What does this accuracy look like? Below, I've created a scatterplot of homes' actual sale price versus the price my model predicted they'd sell for. The black diagonal line shows what a perfect prediction would look like; how close or far away each point is from that line shows how accurate (or inaccurate) the prediction was. It's a good sign that most homes cluster around this black line. However, we see that as homes' actual values rise, our predictions get worse - we tend to under-predict. There is certainly room to improve our predictions.
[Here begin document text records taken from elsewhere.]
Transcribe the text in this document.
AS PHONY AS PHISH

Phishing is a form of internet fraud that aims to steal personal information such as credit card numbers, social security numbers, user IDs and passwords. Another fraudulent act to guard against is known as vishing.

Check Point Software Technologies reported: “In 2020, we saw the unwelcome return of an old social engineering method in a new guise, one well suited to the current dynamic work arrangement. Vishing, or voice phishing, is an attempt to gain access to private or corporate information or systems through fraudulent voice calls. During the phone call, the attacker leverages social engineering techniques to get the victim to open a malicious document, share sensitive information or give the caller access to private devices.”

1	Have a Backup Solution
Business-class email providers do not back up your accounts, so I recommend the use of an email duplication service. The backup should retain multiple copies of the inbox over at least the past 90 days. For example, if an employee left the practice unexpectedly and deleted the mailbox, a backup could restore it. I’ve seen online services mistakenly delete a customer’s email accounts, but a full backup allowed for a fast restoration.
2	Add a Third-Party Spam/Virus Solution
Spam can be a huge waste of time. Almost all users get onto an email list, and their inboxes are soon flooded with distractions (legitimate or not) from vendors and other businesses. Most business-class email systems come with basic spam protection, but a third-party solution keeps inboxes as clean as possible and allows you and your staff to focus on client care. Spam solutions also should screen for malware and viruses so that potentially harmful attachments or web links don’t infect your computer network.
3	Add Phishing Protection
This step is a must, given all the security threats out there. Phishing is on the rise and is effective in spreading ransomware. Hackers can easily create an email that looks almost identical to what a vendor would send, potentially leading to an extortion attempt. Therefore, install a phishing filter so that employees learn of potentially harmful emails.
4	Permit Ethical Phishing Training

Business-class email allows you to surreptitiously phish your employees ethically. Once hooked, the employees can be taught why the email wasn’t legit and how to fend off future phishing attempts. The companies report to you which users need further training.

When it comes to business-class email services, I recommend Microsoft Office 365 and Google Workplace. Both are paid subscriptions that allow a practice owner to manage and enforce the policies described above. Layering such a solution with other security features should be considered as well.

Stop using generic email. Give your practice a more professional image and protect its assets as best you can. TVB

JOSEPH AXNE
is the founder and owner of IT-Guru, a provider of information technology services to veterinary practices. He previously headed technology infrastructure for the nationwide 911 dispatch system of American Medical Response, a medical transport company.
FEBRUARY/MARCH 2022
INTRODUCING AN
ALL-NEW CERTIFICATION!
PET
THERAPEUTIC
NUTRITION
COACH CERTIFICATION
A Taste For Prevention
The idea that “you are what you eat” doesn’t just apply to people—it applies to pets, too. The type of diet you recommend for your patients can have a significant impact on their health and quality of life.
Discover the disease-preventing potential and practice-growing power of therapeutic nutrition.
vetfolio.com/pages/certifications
test_set_homes = home_sales.loc[test_set.index]
test_set_homes.head()
predictions = pipe.predict(test_set_homes)
actual = test_set_homes["price"]
mape_per_row = abs((predictions - actual) / actual) * 100
test_set_homes["MAPE"] = mape_per_row
test_set_homes["Prediction"] = predictions
test_set_homes["MAE"] = abs(predictions - actual)
# Scatterplot of homes' actual sale prices against their predicted sale price
def make_diagonal(x, y): # uses the data for each plot to set the start end end points of the diagonal of each data set
xx, yy = [min(x), max(x)], [min(y), max(y)]
plt.plot(xx, yy,
color = "black")
plt.style.use("seaborn-v0_8-whitegrid")
fig = plt.figure(figsize = (10,10))
plt.scatter(x = test_set_homes['price'],
y = test_set_homes['Prediction'],
alpha = 0.3)
make_diagonal(test_set_homes['price'], test_set_homes['price'])
plt.xlabel("Home actual sale price")
plt.ylabel("Home predicted sale price")
plt.title("Predicted vs Actual Home Sale Prices, Mecklenburg, NC")
plt.show()
Is there a pattern to our errors? It's possible that we may have missed a spatial feature that would be a strong predictor of home prices. Examining our errors can help us see if there is a spatial pattern to our errors.
To start with, we'll map our errors. It appears that our errors are spread throughout the county, and don't cluster in one area or another. That's a good sign.
# narrow in on errors
threshold = test_set_homes['MAPE'].mean()
bigger_errors = test_set_homes.loc[test_set_homes["MAPE"] > threshold]
plt.style.use("seaborn-v0_8-whitegrid")
# Map errors
fig, ax = plt.subplots(figsize = (10,10))
bigger_errors.plot(ax = ax,
column = "MAPE",
legend = True,
cmap = "coolwarm",
alpha = 0.1)
#s = 3)
ax.set_title("Home Price Prediction MAPE, Mecklenburg, NC", fontsize = 16)
ax.set_axis_off()
We can test for spatial autocorrelation using Moran's I. We'll start with the county's original home prices. The value of Moran's I for home prices is 0.71, indicating that home prices are clustered.
# Moran's I
y = home_sales['price'].values
w = Queen.from_dataframe(home_sales)
w.transform = 'r' # transform rows to be stadardized
moran = Moran(y, w)
moran.I
0.7072866922138921
What about our errors? Is there a spatial pattern to our errors (i.e. is there spatial autocorrelation of errors)?
The value of Moran's I for our prediction errors is is 0.09, which tells us that our errors are almost completely random. Overall, this indicates that we have accounted for the majority of spatial patterns within our home price model.
# Calculate Moran's I for our prediction errors
test_set_homes["error"] = predictions - actual
y_errors = test_set_homes['error'].values
w_errors = Queen.from_dataframe(test_set_homes)
w_errors.transform = 'r'
moran_errors = Moran(y_errors, w_errors)
moran_errors.I
0.08544212800412855